Claude Ridder is not your typical time-traveling hero, but he was a fitting protagonist for Alain Resnais, the late surrealist filmmaker, who was often associated with the French New Wave, despite never fully identifying with the movement. In fact, Resnais’s take on time-travel film could represent the ultimate Nouvelle Vague film, because of its radically fractured approach to time. After consenting to serve as a human guinea pig in a time-traveling experiment, Ridder finds himself uncontrollably reliving brief snippets of his life in Resnais’s Je T’Aime, Je T’Aime (I Love You, I Love You), which is definitely worth re-watching in honor of the filmmaker’s recent centennial.

Ridder is a pitiable fellow in many ways.
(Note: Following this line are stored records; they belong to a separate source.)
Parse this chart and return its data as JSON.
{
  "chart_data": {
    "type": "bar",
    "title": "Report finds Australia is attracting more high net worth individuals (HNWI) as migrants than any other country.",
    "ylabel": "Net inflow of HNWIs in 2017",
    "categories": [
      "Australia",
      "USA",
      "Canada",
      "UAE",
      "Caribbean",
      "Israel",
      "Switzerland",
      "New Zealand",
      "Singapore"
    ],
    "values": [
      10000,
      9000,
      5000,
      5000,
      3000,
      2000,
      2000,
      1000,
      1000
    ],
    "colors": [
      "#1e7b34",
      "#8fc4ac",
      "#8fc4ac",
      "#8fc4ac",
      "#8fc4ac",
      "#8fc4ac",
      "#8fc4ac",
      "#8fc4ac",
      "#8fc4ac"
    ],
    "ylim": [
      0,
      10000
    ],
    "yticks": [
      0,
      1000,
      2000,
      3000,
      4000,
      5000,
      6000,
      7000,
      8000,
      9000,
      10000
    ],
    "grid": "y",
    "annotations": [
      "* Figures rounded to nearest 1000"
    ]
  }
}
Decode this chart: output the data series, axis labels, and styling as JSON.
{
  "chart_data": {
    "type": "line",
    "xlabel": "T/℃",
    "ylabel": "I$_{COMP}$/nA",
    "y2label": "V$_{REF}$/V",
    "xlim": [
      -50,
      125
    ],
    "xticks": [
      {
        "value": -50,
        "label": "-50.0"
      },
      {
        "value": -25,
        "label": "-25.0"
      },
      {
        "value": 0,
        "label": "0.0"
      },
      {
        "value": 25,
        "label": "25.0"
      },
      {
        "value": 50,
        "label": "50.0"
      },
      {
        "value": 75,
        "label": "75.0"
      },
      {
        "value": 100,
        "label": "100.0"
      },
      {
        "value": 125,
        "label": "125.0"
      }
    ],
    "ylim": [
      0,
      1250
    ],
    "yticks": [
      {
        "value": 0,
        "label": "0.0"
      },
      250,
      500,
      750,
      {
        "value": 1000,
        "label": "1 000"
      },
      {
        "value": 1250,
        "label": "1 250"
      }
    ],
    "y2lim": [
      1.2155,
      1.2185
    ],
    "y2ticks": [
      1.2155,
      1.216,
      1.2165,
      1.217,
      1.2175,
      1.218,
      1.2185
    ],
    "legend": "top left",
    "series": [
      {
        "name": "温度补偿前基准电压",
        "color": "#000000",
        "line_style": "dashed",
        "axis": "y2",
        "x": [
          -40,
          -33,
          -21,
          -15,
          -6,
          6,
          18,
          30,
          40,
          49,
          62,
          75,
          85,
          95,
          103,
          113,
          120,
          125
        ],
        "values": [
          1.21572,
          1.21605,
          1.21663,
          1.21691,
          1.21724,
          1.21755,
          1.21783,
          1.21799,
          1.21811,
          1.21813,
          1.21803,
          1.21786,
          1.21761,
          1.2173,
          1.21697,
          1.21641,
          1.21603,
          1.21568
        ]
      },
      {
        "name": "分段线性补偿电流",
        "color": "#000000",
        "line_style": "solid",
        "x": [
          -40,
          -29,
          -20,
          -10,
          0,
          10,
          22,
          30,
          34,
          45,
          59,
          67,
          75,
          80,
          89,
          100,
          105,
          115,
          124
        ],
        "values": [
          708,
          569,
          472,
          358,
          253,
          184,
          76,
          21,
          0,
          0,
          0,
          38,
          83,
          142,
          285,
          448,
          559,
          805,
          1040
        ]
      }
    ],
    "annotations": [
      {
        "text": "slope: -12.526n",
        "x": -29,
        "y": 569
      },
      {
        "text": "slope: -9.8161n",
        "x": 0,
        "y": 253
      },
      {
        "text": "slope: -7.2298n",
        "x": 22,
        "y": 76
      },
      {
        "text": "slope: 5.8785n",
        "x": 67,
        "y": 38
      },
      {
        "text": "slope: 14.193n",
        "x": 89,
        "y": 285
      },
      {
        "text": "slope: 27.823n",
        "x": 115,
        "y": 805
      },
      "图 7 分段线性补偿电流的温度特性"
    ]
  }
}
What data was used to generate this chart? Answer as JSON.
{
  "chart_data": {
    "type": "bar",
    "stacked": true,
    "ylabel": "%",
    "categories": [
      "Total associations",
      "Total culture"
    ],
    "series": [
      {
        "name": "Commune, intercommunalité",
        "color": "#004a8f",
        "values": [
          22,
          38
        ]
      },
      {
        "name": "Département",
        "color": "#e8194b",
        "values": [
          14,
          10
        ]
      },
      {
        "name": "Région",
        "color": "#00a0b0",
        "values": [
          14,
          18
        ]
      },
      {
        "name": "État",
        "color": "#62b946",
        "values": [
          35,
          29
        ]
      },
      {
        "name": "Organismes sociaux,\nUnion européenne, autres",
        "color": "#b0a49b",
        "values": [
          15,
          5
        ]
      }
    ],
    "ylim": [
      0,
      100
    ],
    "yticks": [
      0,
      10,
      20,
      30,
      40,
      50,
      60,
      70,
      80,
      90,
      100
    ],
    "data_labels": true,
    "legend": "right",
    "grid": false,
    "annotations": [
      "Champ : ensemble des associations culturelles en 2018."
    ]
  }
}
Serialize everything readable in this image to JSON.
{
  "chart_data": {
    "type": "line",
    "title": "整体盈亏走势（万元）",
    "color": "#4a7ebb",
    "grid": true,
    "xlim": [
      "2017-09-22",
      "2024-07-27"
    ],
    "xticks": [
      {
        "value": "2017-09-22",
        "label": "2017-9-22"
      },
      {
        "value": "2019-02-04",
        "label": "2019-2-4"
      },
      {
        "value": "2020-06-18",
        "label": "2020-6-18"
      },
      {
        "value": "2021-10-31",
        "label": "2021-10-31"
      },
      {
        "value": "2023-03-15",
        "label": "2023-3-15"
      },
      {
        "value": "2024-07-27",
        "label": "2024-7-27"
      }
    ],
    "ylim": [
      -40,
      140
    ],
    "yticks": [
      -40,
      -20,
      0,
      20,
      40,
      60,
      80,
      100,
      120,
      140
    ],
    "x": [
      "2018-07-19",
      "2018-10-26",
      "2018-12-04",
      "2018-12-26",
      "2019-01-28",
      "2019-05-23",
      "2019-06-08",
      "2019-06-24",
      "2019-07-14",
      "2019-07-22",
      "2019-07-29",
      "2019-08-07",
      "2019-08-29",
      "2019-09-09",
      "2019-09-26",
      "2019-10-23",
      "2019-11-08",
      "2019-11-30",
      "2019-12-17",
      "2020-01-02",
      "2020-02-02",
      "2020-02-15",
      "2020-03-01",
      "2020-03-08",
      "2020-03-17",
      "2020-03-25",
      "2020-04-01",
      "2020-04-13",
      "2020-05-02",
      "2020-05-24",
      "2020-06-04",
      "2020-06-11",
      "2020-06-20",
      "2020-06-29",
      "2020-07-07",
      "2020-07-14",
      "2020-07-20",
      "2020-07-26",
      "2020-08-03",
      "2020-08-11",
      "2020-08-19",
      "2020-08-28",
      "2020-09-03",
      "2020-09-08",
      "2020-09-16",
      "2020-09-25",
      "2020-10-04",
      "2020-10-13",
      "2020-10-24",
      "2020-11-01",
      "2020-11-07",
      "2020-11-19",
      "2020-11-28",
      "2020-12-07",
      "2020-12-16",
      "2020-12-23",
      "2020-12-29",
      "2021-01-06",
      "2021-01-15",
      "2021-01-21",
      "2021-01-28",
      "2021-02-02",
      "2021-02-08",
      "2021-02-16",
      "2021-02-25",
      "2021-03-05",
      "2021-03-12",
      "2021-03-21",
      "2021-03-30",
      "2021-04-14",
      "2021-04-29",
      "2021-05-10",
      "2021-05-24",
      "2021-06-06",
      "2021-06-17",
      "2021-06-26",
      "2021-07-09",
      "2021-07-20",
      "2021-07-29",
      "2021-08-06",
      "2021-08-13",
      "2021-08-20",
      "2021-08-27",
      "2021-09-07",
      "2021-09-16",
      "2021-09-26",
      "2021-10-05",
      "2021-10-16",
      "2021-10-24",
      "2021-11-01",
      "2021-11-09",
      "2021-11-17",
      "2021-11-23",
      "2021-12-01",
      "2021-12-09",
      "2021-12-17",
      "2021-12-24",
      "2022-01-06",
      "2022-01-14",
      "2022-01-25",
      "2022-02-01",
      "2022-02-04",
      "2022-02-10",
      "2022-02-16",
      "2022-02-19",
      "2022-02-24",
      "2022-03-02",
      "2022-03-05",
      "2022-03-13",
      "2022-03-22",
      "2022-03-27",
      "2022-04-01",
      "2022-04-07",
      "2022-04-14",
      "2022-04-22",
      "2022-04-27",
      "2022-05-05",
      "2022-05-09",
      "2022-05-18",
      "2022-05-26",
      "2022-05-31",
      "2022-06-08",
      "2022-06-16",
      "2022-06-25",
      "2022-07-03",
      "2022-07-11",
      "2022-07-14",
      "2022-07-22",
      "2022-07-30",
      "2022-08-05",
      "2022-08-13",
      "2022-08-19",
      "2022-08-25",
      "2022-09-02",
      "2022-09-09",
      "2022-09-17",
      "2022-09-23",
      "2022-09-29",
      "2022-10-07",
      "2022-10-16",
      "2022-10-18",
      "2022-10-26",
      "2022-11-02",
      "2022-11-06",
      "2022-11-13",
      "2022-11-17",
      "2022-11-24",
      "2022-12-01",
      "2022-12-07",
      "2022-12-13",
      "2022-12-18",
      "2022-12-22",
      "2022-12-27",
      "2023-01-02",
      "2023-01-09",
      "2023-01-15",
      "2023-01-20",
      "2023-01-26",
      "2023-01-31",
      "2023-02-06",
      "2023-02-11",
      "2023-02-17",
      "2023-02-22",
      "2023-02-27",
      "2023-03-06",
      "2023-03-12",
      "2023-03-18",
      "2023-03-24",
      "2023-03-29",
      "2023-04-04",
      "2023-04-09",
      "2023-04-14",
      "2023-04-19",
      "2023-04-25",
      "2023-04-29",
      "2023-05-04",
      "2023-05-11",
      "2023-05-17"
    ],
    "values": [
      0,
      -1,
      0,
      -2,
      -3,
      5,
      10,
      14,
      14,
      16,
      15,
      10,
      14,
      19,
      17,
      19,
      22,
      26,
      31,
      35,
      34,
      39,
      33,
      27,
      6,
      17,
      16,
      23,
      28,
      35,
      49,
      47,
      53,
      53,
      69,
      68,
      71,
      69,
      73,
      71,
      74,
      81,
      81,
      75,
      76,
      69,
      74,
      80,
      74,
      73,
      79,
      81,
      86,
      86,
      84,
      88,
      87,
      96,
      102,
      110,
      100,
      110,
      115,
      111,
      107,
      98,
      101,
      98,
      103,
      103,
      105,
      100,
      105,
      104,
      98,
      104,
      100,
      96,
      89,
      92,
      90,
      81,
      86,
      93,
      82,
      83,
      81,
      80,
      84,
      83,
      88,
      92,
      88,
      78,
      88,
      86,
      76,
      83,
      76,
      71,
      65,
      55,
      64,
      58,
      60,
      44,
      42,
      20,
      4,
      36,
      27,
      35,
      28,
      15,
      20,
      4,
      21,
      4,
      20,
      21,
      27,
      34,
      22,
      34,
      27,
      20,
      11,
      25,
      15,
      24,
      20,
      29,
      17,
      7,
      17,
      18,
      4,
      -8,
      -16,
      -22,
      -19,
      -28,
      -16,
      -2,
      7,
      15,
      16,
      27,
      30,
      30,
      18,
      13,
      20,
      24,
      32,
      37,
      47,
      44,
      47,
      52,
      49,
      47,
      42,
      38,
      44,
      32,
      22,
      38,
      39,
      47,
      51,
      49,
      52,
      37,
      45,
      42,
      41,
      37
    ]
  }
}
He still works as a shipping clerk at a Parisian publishing house, due to his chronic lack of ambition. Ridder also just survived a suicide attempt. Rather symbolically, he tried to shoot himself through the heart. Yet, his rather cavalier attitude towards life is what attracts the Crispel Research Center.

As the various blandly bureaucratic scientists explain to Ridder, they successfully sent mice back in time for one minute and then returned them safely. Of course, mice cannot discuss the experience, so they wish to recruit him to be their first human test subject. Ridder does not have any good reason to decline, so he agrees.

Much to everyone’s alarm, something goes wrong with the process this time. Ridder keeps randomly “quantum leaping” into past episodes of his life, many of which involve his troubled relationship with Catrine, who struggled with depression until her early demise. At various times, Resnais leads the audience to suspect something definitely transpired between them that contributed to her death and his suicide attempt.

Resnais’s 1968 film is often considered a source of inspiration for
Eternal Sunshine of the Spotless Mind, but it is worth noting Je T’Aime, Je T’Aime also predates Kurt Vonnegut’s novel Slaughterhouse-Five and the subsequent George Roy Hill film adaptation. It certainly constitutes a fractured narrative, by any standard or measure. As Ridder endures the shuffle-play of his sad history for viewers to watch, each jump gets shorter, with surreal imagery starting to intrude into what had appeared to be an otherwise mundane existence.

Arguably, Resnais’s narrative approach was considerably ahead of the other genre films of its era. However, the scenes in the Crispel Center have a cold, sterile vibe reminiscent of classic 1960s science fiction films like Jean-Luc Godard’s
Alphaville and Dr. Heywood Broun’s early sequences in 2001: A Space Odyssey. That coldness is similarly reflected in the characters, especially Ridder, who is standoffish and often rather self-sabotaging. Likewise, Catrine is usually moody and distant—or at least that is how he remembers her.

Resnais demands the audience’s full attention, by revisiting key incidents from different perspectives, at slightly earlier or later time-frames. It might look repetitive, but there are nuances to pick up on. Ultimately, when it all comes together, it lands with devastating emotional force.

Krzytstof Penderecki (whose compositions were famously incorporated into the soundtrack of
The Exorcist) composed an appropriately tragic film score. Yet, Thelonious Monk’s “Mysterioso,” only briefly heard before a pivotal incident, might just be the perfect musical expression of Ridder’s time-travel, due to its rhythmic syncopation and angular melody.

Frankly,
Je T’Aime, Je T’Aime is a science fiction masterwork that is always unjustly left off the genre click-bait listicals (much like Fassbinder’s World on a Wire and Marker’s La Jetee), but it was quite influential and it still holds up with the best science fiction of the era, because it is driven by the destructive power of human memory and emotions. This is a perfect time to watch it again or for the first time, especially if you live in New York, where Film Forum will screen it August 14th, 15th, 18th,21st, and 23rd, as part of their Alain Resnais 100 retrospective film series. (It also streams on the Kino Now platform.)